Merely a month after the Energy and Petroleum Regulatory Authority (EPRA) reviewed the prices of fuel upward for the period 15 March to 14 April 2021, a further increase appears to be on the horizon.

Based on media reports, EPRA may consider a further increment in its 15 April 2021 to 14 May 2021 review, likely pushing the pump prices of petrol, diesel and kerosene to historic highs.

Unfortunately, historically high fuel prices, combined with the current economic downturn wherein consumer purchasing power is diminished, may spell further woes for the ordinary Mwananchi.
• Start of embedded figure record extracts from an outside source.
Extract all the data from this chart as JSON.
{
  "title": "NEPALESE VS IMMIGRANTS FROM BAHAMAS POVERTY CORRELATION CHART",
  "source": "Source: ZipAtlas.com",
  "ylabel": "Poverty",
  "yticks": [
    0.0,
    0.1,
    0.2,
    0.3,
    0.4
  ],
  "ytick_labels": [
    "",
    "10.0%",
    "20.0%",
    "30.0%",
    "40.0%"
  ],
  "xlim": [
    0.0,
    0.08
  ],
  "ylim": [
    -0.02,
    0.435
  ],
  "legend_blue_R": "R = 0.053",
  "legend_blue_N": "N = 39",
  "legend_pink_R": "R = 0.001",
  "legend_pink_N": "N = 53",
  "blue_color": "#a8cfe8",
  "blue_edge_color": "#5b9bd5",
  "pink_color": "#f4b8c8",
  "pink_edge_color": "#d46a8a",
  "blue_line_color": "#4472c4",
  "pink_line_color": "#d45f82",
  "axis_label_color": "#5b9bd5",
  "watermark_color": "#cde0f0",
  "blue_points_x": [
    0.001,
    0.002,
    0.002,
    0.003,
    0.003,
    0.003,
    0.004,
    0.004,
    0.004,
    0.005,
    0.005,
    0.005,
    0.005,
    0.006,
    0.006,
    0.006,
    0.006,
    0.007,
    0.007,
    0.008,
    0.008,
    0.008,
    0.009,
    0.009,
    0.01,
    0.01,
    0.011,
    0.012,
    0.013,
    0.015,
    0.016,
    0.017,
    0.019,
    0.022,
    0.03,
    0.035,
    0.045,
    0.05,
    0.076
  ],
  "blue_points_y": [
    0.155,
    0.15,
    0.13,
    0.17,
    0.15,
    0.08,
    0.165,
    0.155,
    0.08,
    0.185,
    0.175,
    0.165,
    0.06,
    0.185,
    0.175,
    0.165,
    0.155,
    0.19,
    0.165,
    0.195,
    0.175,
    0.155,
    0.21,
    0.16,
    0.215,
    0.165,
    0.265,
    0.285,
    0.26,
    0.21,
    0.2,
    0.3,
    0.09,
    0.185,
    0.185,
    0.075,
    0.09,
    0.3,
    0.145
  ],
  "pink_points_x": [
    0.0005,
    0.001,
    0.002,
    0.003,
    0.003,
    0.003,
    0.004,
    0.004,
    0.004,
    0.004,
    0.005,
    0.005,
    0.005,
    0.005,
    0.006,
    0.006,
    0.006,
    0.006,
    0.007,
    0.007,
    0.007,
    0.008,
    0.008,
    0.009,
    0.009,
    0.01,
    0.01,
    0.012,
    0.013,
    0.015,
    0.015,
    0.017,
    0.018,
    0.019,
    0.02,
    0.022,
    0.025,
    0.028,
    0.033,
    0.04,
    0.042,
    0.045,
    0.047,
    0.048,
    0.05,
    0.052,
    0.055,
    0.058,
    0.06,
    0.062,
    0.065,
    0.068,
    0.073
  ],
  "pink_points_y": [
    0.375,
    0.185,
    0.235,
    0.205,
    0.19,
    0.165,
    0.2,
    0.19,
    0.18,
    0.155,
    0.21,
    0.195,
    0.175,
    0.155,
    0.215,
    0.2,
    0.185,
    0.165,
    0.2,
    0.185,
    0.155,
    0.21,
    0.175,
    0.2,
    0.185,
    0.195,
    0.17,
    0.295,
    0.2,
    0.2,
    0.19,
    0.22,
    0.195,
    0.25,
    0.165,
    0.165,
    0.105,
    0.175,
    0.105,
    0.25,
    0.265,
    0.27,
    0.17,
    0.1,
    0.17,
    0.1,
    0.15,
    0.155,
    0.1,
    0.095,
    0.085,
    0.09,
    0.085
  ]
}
As discussed previously on this column, the rise in fuel prices is likely to have a trickle-down effect on the cost of living experienced by the ordinary Mwananchi.

Indeed, where fuel prices rise, it is expected that the costs of energy, transportation, consumer goods and services will similarly experience an untick.

We have already witnessed reports of Matatu owners threatening to hike fares in view of the increased fuel costs, driver-partner’s in the multitude of ride-sharing platforms available within the Kenyan market threatening embark on a go-slow in view of the same, as well as an increase in prices of ordinary commodities such as bread, milk and flour.

All these considered translate to less income in the hands of the ordinary Kenyan and consequently reduced consumer spending.

From an economics perspective, prolonged reduced consumer spending, whether resultant of the economic downturn occasioned by the Covid-19 pandemic, or increasing fuel prices, is a sign of worst times ahead.

Indeed, the same is often considered a herald of depressed economic growth. In the Kenyan context, this may lead to decreasing demand for ordinary goods and services, which in turn may have a negative impact on tax revenues generated and remitted to the Government’s coffers.

From a business perspective, increased costs of fuel will likely translate to reduced investments and plateaued growth on the back of increased business costs.

This is particularly true to businesses engaged in energy-dependent industries such as manufacturing, transportation and construction.

An increase in the cost of fuel will have a direct impact on the cost of electricity, thereby increasing the cost of running energy-dependent machinery and equipment.

While energy-dependent industries may be most vulnerable to fuel increases, that is not to say that other businesses are safe.

To the extent that economic and business sectors are highly interdependent, increases in costs on one end are likely to have a direct impact on the other end of the spectrum.

Noting that the current economic situation is neither favourable nor sustainable, whether, to the ordinary Mwananchi or the business community at large, it is high time that concrete steps are taken to reign in the cost of living as well as costs of doing business.